Crawshaw, Steve, The Independent (London, England)


TWELVE PEOPLE died in horrific circumstances in a single incident last week. You read all about it, you heard all about it. There was blanket coverage - photographs, graphics, special correspondents flown in, TV crews, the works.

Three hundred people died in horrific circumstances in a single incident last week. You may well have read nothing about it, unless you scan the news pages with care. The Independent carried a short story on an inside page; The Guardian and Daily Telegraph carried news-in-brief paragraphs; most papers did not mention the incident at all.
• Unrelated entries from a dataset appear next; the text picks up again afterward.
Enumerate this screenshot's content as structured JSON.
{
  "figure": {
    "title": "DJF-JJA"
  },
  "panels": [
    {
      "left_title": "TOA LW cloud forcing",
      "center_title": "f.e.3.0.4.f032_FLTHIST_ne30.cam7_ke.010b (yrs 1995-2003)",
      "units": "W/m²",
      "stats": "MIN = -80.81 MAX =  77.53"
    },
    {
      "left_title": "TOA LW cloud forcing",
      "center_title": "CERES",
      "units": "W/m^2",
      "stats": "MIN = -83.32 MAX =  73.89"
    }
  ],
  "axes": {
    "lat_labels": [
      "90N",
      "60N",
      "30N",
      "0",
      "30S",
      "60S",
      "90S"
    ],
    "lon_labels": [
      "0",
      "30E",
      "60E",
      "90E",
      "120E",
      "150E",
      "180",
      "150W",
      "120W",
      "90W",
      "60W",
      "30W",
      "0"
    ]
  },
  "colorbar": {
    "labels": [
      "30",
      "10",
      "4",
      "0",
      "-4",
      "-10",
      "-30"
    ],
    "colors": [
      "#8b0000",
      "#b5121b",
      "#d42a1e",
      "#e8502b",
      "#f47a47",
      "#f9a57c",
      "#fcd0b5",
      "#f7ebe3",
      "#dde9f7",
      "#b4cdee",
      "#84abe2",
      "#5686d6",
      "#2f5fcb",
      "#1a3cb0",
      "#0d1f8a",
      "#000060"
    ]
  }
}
The difference between the two stories was simple. The 12 died in the French Alps. The 300 died off the coast of Indonesia when a ship sank in stormy seas. The avalanche, with a relatively small number of deaths, was a huge story; the sinking of the Indonesian ship, with its much larger death toll, was scarcely a story at all. The glaring contrast between the two stories - tiny death toll, huge story; huge death toll, tiny story - brought into sharp focus a familiar paradox. Victoria Brittain, deputy foreign editor of The Guardian, noted the grim irony but, as she points out: "I know the geographic shape of British newspapers." Broadly, at the heart of everything, is Britain; then comes Europe and the United States; then come the events on a distant stage. In the words of Michael Williams, executive editor at The Independent: "There are rings and rings. Anything that happens in Europe and America registers high on the news Richter scale... The news editor is interpreting the resonance for the reader. It's perhaps not how it should be, but it's how it is." What appears to be a story about "them out there" is partly a story about "us back here". In addition to the basic question of "where", there is the equally important question of "who". A key task for a news editor when scanning agency reports of a distant disaster is to check for evidence of dieu-et-mon- droit passport-carriers among the casualties, which could help propel the story on to the front page. Leonard Doyle, foreign editor at The Independent, notes: "The first question you are always asked is: 'Any Brits dead?'" Finding a local angle for readers has always played a key role when reporting far-flung dramas. According to newspaper legend, the sinking of the Titanic was reported on the front page of the Aberdeen Daily Journal as: "Aberdeen man lost at sea." The reality is not quite so obsessive. The Journal's main headline that day proclaimed: "Atlantic disaster." It was the sub- headline which was given over to the locally significant fact: "Aberdeen man among those lost." None the less, the spirit of the old Titanic story - it's the local death that counts, never mind all the others - holds true across Britain today. Even a not-dead Briton may be seen as more significant in a story than a pile of dead foreigners.